Desahan menggema di tenggorokan Eriana. Dadanya bergemuruh oleh debar jantung yang tak berkesudahan. Sahut-menyahut hingga ia menggeliat di atas tubuh Satria.
Tangan Satria bergerak. Sedikit, ia mengangkat tubuh Eriana. Mendaratkannya dengan sempurna di atas tubuhnya. Membiarkan sang istri untuk benar-benar di atasnya.
Satria mengelus. Tanpa memutus usapan lidah yang terus membuai bibir Eriana, ia mengusap pinggangnya. Perlahan turun dan berakhir pada remasan di bokongnya.

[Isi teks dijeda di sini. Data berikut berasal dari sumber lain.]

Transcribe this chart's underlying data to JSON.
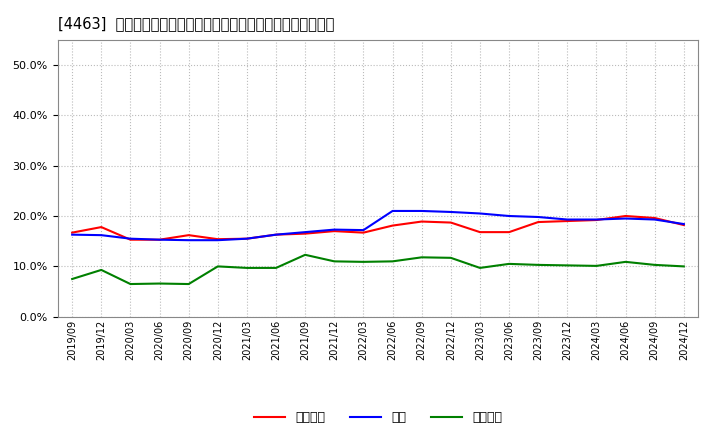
{
  "title": "[4463]  売上債権、在庫、買入債務の総資産に対する比率の推移",
  "title_fontsize": 10.5,
  "background_color": "#ffffff",
  "plot_bg_color": "#ffffff",
  "grid_color": "#bbbbbb",
  "dates": [
    "2019/09",
    "2019/12",
    "2020/03",
    "2020/06",
    "2020/09",
    "2020/12",
    "2021/03",
    "2021/06",
    "2021/09",
    "2021/12",
    "2022/03",
    "2022/06",
    "2022/09",
    "2022/12",
    "2023/03",
    "2023/06",
    "2023/09",
    "2023/12",
    "2024/03",
    "2024/06",
    "2024/09",
    "2024/12"
  ],
  "urikake": [
    0.167,
    0.178,
    0.153,
    0.153,
    0.162,
    0.154,
    0.155,
    0.163,
    0.165,
    0.17,
    0.167,
    0.181,
    0.189,
    0.187,
    0.168,
    0.168,
    0.188,
    0.19,
    0.192,
    0.2,
    0.196,
    0.182
  ],
  "zaiko": [
    0.163,
    0.162,
    0.155,
    0.153,
    0.152,
    0.152,
    0.155,
    0.163,
    0.168,
    0.173,
    0.172,
    0.21,
    0.21,
    0.208,
    0.205,
    0.2,
    0.198,
    0.193,
    0.193,
    0.195,
    0.193,
    0.184
  ],
  "kainyu": [
    0.075,
    0.093,
    0.065,
    0.066,
    0.065,
    0.1,
    0.097,
    0.097,
    0.123,
    0.11,
    0.109,
    0.11,
    0.118,
    0.117,
    0.097,
    0.105,
    0.103,
    0.102,
    0.101,
    0.109,
    0.103,
    0.1
  ],
  "urikake_color": "#ff0000",
  "zaiko_color": "#0000ff",
  "kainyu_color": "#008000",
  "ylim": [
    0.0,
    0.55
  ],
  "yticks": [
    0.0,
    0.1,
    0.2,
    0.3,
    0.4,
    0.5
  ],
  "legend_labels": [
    "売上債権",
    "在庫",
    "買入債務"
  ]
}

Hanya remasan sekilas. Tak ada remasan kedua. Tergantikan oleh usapan yang kembali membelai turun.
Satria bergerak. Perlahan bangkit dari tidur dan duduk tanpa menjeda cumbuannya sedikit pun. Alih-alih ia semakin menggoda dan meraya.
Menyingkirkan rambut Eriana yang terurai di satu sisi, Satria menarik lembut tengkuk sang istri. Demi memperdalam ciuman dan ia bisa mendapatkan keleluasaan tatkala memagut bibir ranumnya.
Eriana mengingatkan diri untuk tetap bernapas. Namun, tubuhnya seolah tak bisa diajak bekerja sama. Saraf dan tiap sensor di tubuhnya kacau dalam buaian yang Satria berikan.
Pelan dan penuh irama. Demikianlah Satria melumat bibir Eriana. Ia mencium dan mengecup dalam ketukan-ketukan nada yang tak pernah Eriana dapatkan sebelumnya.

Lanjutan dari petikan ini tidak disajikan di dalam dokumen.